D’ici 2040, l’empreinte environnementale du numérique devrait augmenter de 60% pour atteindre les 25 millions de tonnes d’équivalent CO2, soit 0,37 tonne d’équivalent CO2 par français (la stratégie nationale bas carbone prévoit une émission annuelle de 2 tonnes d’équivalent CO2 par personne d’ici 2050).

L’utilisation du métavers requiert des équipements de réalité virtuelle (dont le casque VR) qui ne sont pas sans impact sur la santé. En effet, le poids (pour le moment environ 500g) d’un casque de réalité virtuelle peut provoquer des troubles musculosquelettiques au niveau du cou ou encore du dos. Les effets des écrans, comme la lumière bleue ou la modulation temporelle de la lumière, augmentent la fatigue visuelle et peuvent provoquer des maux de têtes et effets visuels non désirés. Ces sensations peuvent être complétés par la cybercinétose (équivalent du mal des transports pour la réalité virtuelle). Un autre problème physiologique mais pas le moindre est l’accidentologie. En effet, en portant un casque de réalité virtuelle l’utilisateur n’est plus capable d’interagir et d’anticiper dans le monde réel. 

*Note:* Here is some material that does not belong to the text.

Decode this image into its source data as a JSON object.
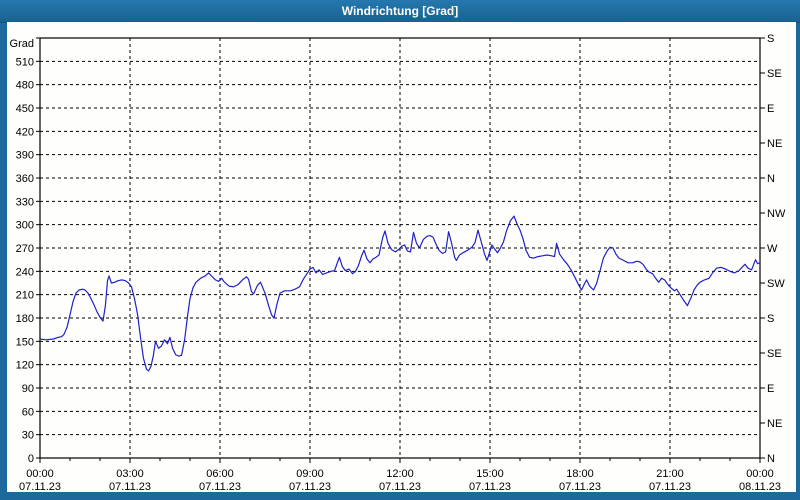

En plus des risques physiologiques, l’utilisateur peut être sujet à des risques psychologiques. Dans un contexte d’immersion totale, les expériences émotionnelles sont très fortes et peuvent mener à une déréalisation, une dépendance ou encore un isolement social. Il est important de prendre cela en compte et de sensibiliser les utilisateurs, que ce soient les membres de notre famille, nos amis ou nos collègues de travail.